Fußgängerzonen werden heute vielerorts als Problemzonen wahrgenommen. Seit den Sechzigerjahren graben Großmärkte an den Stadträndern dem innerstädtischen Einzelhandel das Wasser ab, der Online-Handel mit seinem 24 / 7-Service ist in den vergangenen 20 Jahren als Konkurrenz hinzugekommen, und die Ladenmieten erlauben meist nur noch Filialisten, in den Hauptgeschäftsstraßen präsent zu sein.

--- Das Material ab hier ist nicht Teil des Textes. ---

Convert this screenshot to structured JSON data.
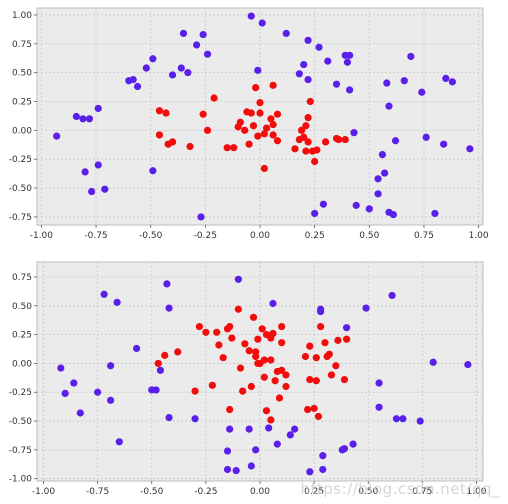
{
  "chart_data": [
    {
      "type": "scatter",
      "xlim": [
        -1.02,
        1.02
      ],
      "ylim": [
        -0.82,
        1.06
      ],
      "xticks": [
        "-1.00",
        "-0.75",
        "-0.50",
        "-0.25",
        "0.00",
        "0.25",
        "0.50",
        "0.75",
        "1.00"
      ],
      "xtick_values": [
        -1.0,
        -0.75,
        -0.5,
        -0.25,
        0.0,
        0.25,
        0.5,
        0.75,
        1.0
      ],
      "yticks": [
        "-0.75",
        "-0.50",
        "-0.25",
        "0.00",
        "0.25",
        "0.50",
        "0.75",
        "1.00"
      ],
      "ytick_values": [
        -0.75,
        -0.5,
        -0.25,
        0.0,
        0.25,
        0.5,
        0.75,
        1.0
      ],
      "grid": true,
      "series": [
        {
          "color": "#5a1fe8",
          "points": [
            [
              -0.93,
              -0.05
            ],
            [
              -0.84,
              0.12
            ],
            [
              -0.81,
              0.1
            ],
            [
              -0.78,
              0.1
            ],
            [
              -0.74,
              0.19
            ],
            [
              -0.8,
              -0.36
            ],
            [
              -0.77,
              -0.53
            ],
            [
              -0.74,
              -0.3
            ],
            [
              -0.71,
              -0.51
            ],
            [
              -0.6,
              0.43
            ],
            [
              -0.58,
              0.44
            ],
            [
              -0.56,
              0.38
            ],
            [
              -0.52,
              0.54
            ],
            [
              -0.49,
              0.62
            ],
            [
              -0.49,
              -0.35
            ],
            [
              -0.4,
              0.48
            ],
            [
              -0.36,
              0.54
            ],
            [
              -0.35,
              0.84
            ],
            [
              -0.33,
              0.5
            ],
            [
              -0.29,
              0.74
            ],
            [
              -0.26,
              0.83
            ],
            [
              -0.24,
              0.66
            ],
            [
              -0.27,
              -0.75
            ],
            [
              -0.04,
              0.99
            ],
            [
              0.01,
              0.93
            ],
            [
              -0.01,
              0.52
            ],
            [
              0.12,
              0.84
            ],
            [
              0.18,
              0.49
            ],
            [
              0.2,
              0.57
            ],
            [
              0.22,
              0.78
            ],
            [
              0.22,
              0.44
            ],
            [
              0.27,
              0.72
            ],
            [
              0.31,
              0.6
            ],
            [
              0.35,
              0.4
            ],
            [
              0.39,
              0.65
            ],
            [
              0.4,
              0.59
            ],
            [
              0.41,
              0.65
            ],
            [
              0.41,
              0.35
            ],
            [
              0.43,
              -0.02
            ],
            [
              0.44,
              -0.65
            ],
            [
              0.25,
              -0.72
            ],
            [
              0.29,
              -0.64
            ],
            [
              0.5,
              -0.68
            ],
            [
              0.54,
              -0.42
            ],
            [
              0.54,
              -0.55
            ],
            [
              0.56,
              -0.21
            ],
            [
              0.57,
              -0.37
            ],
            [
              0.58,
              0.41
            ],
            [
              0.59,
              0.21
            ],
            [
              0.59,
              -0.71
            ],
            [
              0.61,
              -0.73
            ],
            [
              0.62,
              -0.09
            ],
            [
              0.66,
              0.43
            ],
            [
              0.69,
              0.64
            ],
            [
              0.74,
              0.33
            ],
            [
              0.76,
              -0.06
            ],
            [
              0.8,
              -0.72
            ],
            [
              0.84,
              -0.12
            ],
            [
              0.85,
              0.45
            ],
            [
              0.88,
              0.42
            ],
            [
              0.96,
              -0.16
            ]
          ]
        },
        {
          "color": "#f20c0c",
          "points": [
            [
              -0.46,
              0.17
            ],
            [
              -0.43,
              0.15
            ],
            [
              -0.46,
              -0.04
            ],
            [
              -0.42,
              -0.12
            ],
            [
              -0.4,
              -0.1
            ],
            [
              -0.32,
              -0.14
            ],
            [
              -0.26,
              0.14
            ],
            [
              -0.24,
              0.0
            ],
            [
              -0.21,
              0.28
            ],
            [
              -0.15,
              -0.15
            ],
            [
              -0.12,
              -0.15
            ],
            [
              -0.1,
              0.03
            ],
            [
              -0.09,
              0.07
            ],
            [
              -0.07,
              0.0
            ],
            [
              -0.06,
              0.16
            ],
            [
              -0.05,
              -0.12
            ],
            [
              -0.04,
              0.15
            ],
            [
              -0.03,
              0.04
            ],
            [
              -0.02,
              0.37
            ],
            [
              -0.01,
              -0.05
            ],
            [
              0.0,
              0.15
            ],
            [
              0.02,
              -0.03
            ],
            [
              0.03,
              0.02
            ],
            [
              0.05,
              0.1
            ],
            [
              0.06,
              0.05
            ],
            [
              0.06,
              -0.04
            ],
            [
              0.08,
              -0.09
            ],
            [
              0.08,
              0.14
            ],
            [
              0.06,
              0.39
            ],
            [
              0.0,
              0.24
            ],
            [
              0.02,
              -0.33
            ],
            [
              0.16,
              -0.16
            ],
            [
              0.18,
              -0.08
            ],
            [
              0.19,
              0.0
            ],
            [
              0.2,
              -0.06
            ],
            [
              0.21,
              0.04
            ],
            [
              0.21,
              -0.18
            ],
            [
              0.22,
              0.11
            ],
            [
              0.22,
              -0.1
            ],
            [
              0.23,
              0.25
            ],
            [
              0.24,
              -0.18
            ],
            [
              0.25,
              -0.27
            ],
            [
              0.26,
              -0.17
            ],
            [
              0.35,
              -0.07
            ],
            [
              0.39,
              -0.08
            ],
            [
              0.36,
              -0.08
            ],
            [
              0.3,
              -0.1
            ]
          ]
        }
      ]
    },
    {
      "type": "scatter",
      "xlim": [
        -1.03,
        1.03
      ],
      "ylim": [
        -1.02,
        0.88
      ],
      "xticks": [
        "-1.00",
        "-0.75",
        "-0.50",
        "-0.25",
        "0.00",
        "0.25",
        "0.50",
        "0.75",
        "1.00"
      ],
      "xtick_values": [
        -1.0,
        -0.75,
        -0.5,
        -0.25,
        0.0,
        0.25,
        0.5,
        0.75,
        1.0
      ],
      "yticks": [
        "-1.00",
        "-0.75",
        "-0.50",
        "-0.25",
        "0.00",
        "0.25",
        "0.50",
        "0.75"
      ],
      "ytick_values": [
        -1.0,
        -0.75,
        -0.5,
        -0.25,
        0.0,
        0.25,
        0.5,
        0.75
      ],
      "grid": true,
      "series": [
        {
          "color": "#5a1fe8",
          "points": [
            [
              -0.92,
              -0.04
            ],
            [
              -0.9,
              -0.26
            ],
            [
              -0.86,
              -0.17
            ],
            [
              -0.83,
              -0.43
            ],
            [
              -0.75,
              -0.25
            ],
            [
              -0.72,
              0.6
            ],
            [
              -0.69,
              -0.02
            ],
            [
              -0.69,
              -0.32
            ],
            [
              -0.66,
              0.53
            ],
            [
              -0.65,
              -0.68
            ],
            [
              -0.57,
              0.13
            ],
            [
              -0.5,
              -0.23
            ],
            [
              -0.48,
              -0.23
            ],
            [
              -0.46,
              -0.06
            ],
            [
              -0.43,
              0.69
            ],
            [
              -0.42,
              0.48
            ],
            [
              -0.42,
              -0.47
            ],
            [
              -0.3,
              -0.48
            ],
            [
              -0.14,
              -0.57
            ],
            [
              -0.15,
              -0.76
            ],
            [
              -0.15,
              -0.92
            ],
            [
              -0.11,
              -0.93
            ],
            [
              -0.1,
              0.73
            ],
            [
              -0.05,
              -0.57
            ],
            [
              -0.04,
              -0.89
            ],
            [
              -0.02,
              -0.75
            ],
            [
              0.04,
              -0.56
            ],
            [
              0.06,
              0.52
            ],
            [
              0.08,
              -0.7
            ],
            [
              0.14,
              -0.62
            ],
            [
              0.16,
              -0.57
            ],
            [
              0.23,
              -0.94
            ],
            [
              0.28,
              0.47
            ],
            [
              0.28,
              0.45
            ],
            [
              0.29,
              -0.8
            ],
            [
              0.29,
              -0.92
            ],
            [
              0.38,
              -0.75
            ],
            [
              0.39,
              -0.74
            ],
            [
              0.4,
              0.31
            ],
            [
              0.43,
              -0.7
            ],
            [
              0.49,
              0.48
            ],
            [
              0.55,
              -0.17
            ],
            [
              0.55,
              -0.38
            ],
            [
              0.61,
              0.59
            ],
            [
              0.63,
              -0.48
            ],
            [
              0.66,
              -0.48
            ],
            [
              0.74,
              -0.5
            ],
            [
              0.8,
              0.01
            ],
            [
              0.96,
              -0.01
            ]
          ]
        },
        {
          "color": "#f20c0c",
          "points": [
            [
              -0.47,
              0.0
            ],
            [
              -0.44,
              0.07
            ],
            [
              -0.38,
              0.1
            ],
            [
              -0.3,
              -0.24
            ],
            [
              -0.28,
              0.32
            ],
            [
              -0.25,
              0.27
            ],
            [
              -0.22,
              -0.19
            ],
            [
              -0.2,
              0.27
            ],
            [
              -0.19,
              0.16
            ],
            [
              -0.17,
              0.05
            ],
            [
              -0.15,
              0.3
            ],
            [
              -0.14,
              0.32
            ],
            [
              -0.13,
              0.22
            ],
            [
              -0.1,
              0.47
            ],
            [
              -0.09,
              -0.04
            ],
            [
              -0.08,
              -0.24
            ],
            [
              -0.07,
              0.17
            ],
            [
              -0.05,
              0.11
            ],
            [
              -0.04,
              -0.2
            ],
            [
              -0.03,
              0.4
            ],
            [
              -0.02,
              0.1
            ],
            [
              -0.01,
              0.21
            ],
            [
              -0.02,
              0.06
            ],
            [
              -0.01,
              0.0
            ],
            [
              0.0,
              0.0
            ],
            [
              0.01,
              0.3
            ],
            [
              0.02,
              -0.12
            ],
            [
              0.03,
              0.25
            ],
            [
              0.03,
              -0.41
            ],
            [
              0.05,
              0.22
            ],
            [
              0.05,
              0.03
            ],
            [
              0.06,
              0.26
            ],
            [
              0.07,
              -0.15
            ],
            [
              0.08,
              -0.07
            ],
            [
              0.09,
              -0.3
            ],
            [
              0.1,
              0.32
            ],
            [
              0.1,
              0.18
            ],
            [
              0.1,
              -0.06
            ],
            [
              0.12,
              -0.2
            ],
            [
              0.12,
              -0.1
            ],
            [
              0.05,
              -0.49
            ],
            [
              -0.14,
              -0.4
            ],
            [
              0.02,
              0.03
            ],
            [
              0.21,
              0.06
            ],
            [
              0.23,
              0.15
            ],
            [
              0.23,
              -0.14
            ],
            [
              0.26,
              0.05
            ],
            [
              0.26,
              -0.15
            ],
            [
              0.25,
              -0.39
            ],
            [
              0.28,
              0.32
            ],
            [
              0.3,
              0.18
            ],
            [
              0.31,
              0.06
            ],
            [
              0.32,
              0.08
            ],
            [
              0.33,
              -0.1
            ],
            [
              0.35,
              -0.02
            ],
            [
              0.36,
              0.2
            ],
            [
              0.39,
              -0.14
            ],
            [
              0.4,
              0.21
            ],
            [
              0.27,
              -0.46
            ],
            [
              0.22,
              -0.4
            ]
          ]
        }
      ]
    }
  ],
  "watermark": "https://blog.csdn.net/qq_"
}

Die Stadtzentren stehen daher vor einem Wandel, der Fragen des Verkehrs ebenso berührt wie der Nutzungsmischung. Es lohnt sich, über die Weiterentwicklung der Innenstädte nachzudenken, bieten sie doch gut proportionierte Stadträume, die sich zur Begegnung jenseits von Shopping-Streifzügen eignen, und zum Teil Stadtbilder, die tief in der Historie der Städte wurzeln. Zu dieser Geschichte gehört auch die zweite Hälfte des 20. Jahrhunderts. Ansichtskarten der Fünfziger- bis Siebzigerjahre sind ein Dokument des Wandels der Stadtzentren in der Bundesrepublik und der DDR: ihres baulichen Wandels ebenso wie der Veränderungen der Konsumgesellschaft. Ein Blick zurück auf diese vielerorts schon wieder verschwundene jüngste Vergangenheit kann helfen, lokale Besonderheiten zu erkennen und für die Weiterentwicklung der Innenstädte als mögliche Identitätsstifter zu aktivieren.
Rezensionsnotiz zu
Frankfurter Allgemeine Zeitung, 21.08.2020
Rezensent Hannes Hintermeier schaut sich mit dem Architekturkritiker Ulrich Brinkmann alte Postkarten an. Was darauf zu sehen ist - Blumenkübel, Brunnen, "westdeutsche Fußgängerzonenherrlichkeit" - stellt Hintermeier den deutschen Wiederaufbau lebhaft vor Augen: den Stolz darauf, aber auch die Versäumnisse, oder, um es mit Hintemeier zu sagen, was in die "Waschbetonhose" ging. Wenn der Autor die Innenstädte von Paderborn, Kassel, Dresden, Bremen u.a. in Augenschein nimmt, ahnt der Rezensent die Uniformität des Zeitgeistes.